Als ich ein Kind war, wurde mir gesagt, ich würde in der Hölle an meinen Haaren aufgehängt, wenn ich sie Männern zeige. Keine Erfindung meiner Familie – diese Drohung stammt direkt aus islamischen Quellen. Ich begann mich zu bedecken aus Angst und aus Scham. Weil ich glaubte, verantwortlich zu sein für die Blicke von Männern. Ich hielt mich für eine schlechte Frau, wenn ich mich nicht verhüllte – und war überzeugt: Nur wer sich bedeckt, ist anständig.
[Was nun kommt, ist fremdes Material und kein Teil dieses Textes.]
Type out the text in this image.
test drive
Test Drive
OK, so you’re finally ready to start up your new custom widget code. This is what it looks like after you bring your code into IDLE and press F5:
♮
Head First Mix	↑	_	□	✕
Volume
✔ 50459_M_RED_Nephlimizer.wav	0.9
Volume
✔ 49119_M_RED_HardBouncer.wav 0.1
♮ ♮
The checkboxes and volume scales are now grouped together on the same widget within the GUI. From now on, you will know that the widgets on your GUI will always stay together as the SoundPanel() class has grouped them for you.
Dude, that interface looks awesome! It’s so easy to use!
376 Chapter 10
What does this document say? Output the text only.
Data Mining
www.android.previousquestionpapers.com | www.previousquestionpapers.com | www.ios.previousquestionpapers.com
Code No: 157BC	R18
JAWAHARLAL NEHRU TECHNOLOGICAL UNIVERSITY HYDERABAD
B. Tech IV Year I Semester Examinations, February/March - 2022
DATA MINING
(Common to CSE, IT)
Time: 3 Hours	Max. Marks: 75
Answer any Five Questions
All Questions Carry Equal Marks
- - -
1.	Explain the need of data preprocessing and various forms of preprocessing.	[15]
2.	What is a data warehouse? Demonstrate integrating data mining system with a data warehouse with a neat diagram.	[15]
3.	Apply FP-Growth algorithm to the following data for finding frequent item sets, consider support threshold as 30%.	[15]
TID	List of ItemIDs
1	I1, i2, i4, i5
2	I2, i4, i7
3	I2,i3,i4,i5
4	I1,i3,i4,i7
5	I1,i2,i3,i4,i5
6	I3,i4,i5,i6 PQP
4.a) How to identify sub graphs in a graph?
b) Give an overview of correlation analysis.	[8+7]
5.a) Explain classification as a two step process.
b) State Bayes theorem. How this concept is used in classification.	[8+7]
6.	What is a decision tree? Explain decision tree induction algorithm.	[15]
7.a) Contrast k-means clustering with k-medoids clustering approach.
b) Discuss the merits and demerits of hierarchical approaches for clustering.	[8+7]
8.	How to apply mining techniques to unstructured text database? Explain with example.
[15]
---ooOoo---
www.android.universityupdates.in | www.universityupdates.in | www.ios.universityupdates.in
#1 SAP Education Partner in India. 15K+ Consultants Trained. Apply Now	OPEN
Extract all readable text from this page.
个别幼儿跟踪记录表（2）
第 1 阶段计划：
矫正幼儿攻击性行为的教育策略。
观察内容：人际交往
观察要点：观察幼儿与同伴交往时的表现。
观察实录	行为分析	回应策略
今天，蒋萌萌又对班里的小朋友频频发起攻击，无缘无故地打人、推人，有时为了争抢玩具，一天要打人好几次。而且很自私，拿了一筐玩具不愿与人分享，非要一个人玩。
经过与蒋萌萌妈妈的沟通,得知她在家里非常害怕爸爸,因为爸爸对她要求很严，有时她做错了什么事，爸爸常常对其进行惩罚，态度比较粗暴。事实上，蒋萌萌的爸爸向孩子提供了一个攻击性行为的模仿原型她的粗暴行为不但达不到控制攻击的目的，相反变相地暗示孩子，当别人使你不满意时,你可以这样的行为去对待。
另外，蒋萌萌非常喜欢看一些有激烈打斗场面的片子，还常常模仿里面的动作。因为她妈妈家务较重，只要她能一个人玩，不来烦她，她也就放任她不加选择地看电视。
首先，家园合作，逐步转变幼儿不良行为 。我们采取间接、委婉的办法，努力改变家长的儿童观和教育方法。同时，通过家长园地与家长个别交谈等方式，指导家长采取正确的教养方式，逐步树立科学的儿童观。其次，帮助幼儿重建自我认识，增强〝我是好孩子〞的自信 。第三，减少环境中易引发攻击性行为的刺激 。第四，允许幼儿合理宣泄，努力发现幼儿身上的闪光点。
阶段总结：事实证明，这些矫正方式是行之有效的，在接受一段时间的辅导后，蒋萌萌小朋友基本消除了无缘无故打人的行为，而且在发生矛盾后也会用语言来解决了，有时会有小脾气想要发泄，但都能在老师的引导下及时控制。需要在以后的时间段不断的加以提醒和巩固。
Wer es nicht tut, ist Freiwild. Das ist nicht nur meine Geschichte – das ist gelebte islamische Orthodoxie.
Einer der einflussreichsten deutschsprachigen Islam-Prediger, Abul Baraa, zitiert den Propheten mit dem Satz: „Die übelsten unter den Frauen sind jene, die sich freizügig zeigen.“ Und dann fragt er seine Zuhörer: „Wie kann ich sagen, das seien gute Frauen?“
Es ist geradezu absurd, dass ausgerechnet linke Feministinnen den Hijab heute als Symbol der Selbstbestimmung und Religionsfreiheit feiern – jenes Kleidungsstück, das in weiten Teilen der islamischen Welt als stillschweigend akzeptierte Rechtfertigung für die Belästigung unverschleierter Frauen dient. Während im Westen über „empowerndes Kopftuch“ philosophiert wird, dient es andernorts als Freibrief für Übergriffe.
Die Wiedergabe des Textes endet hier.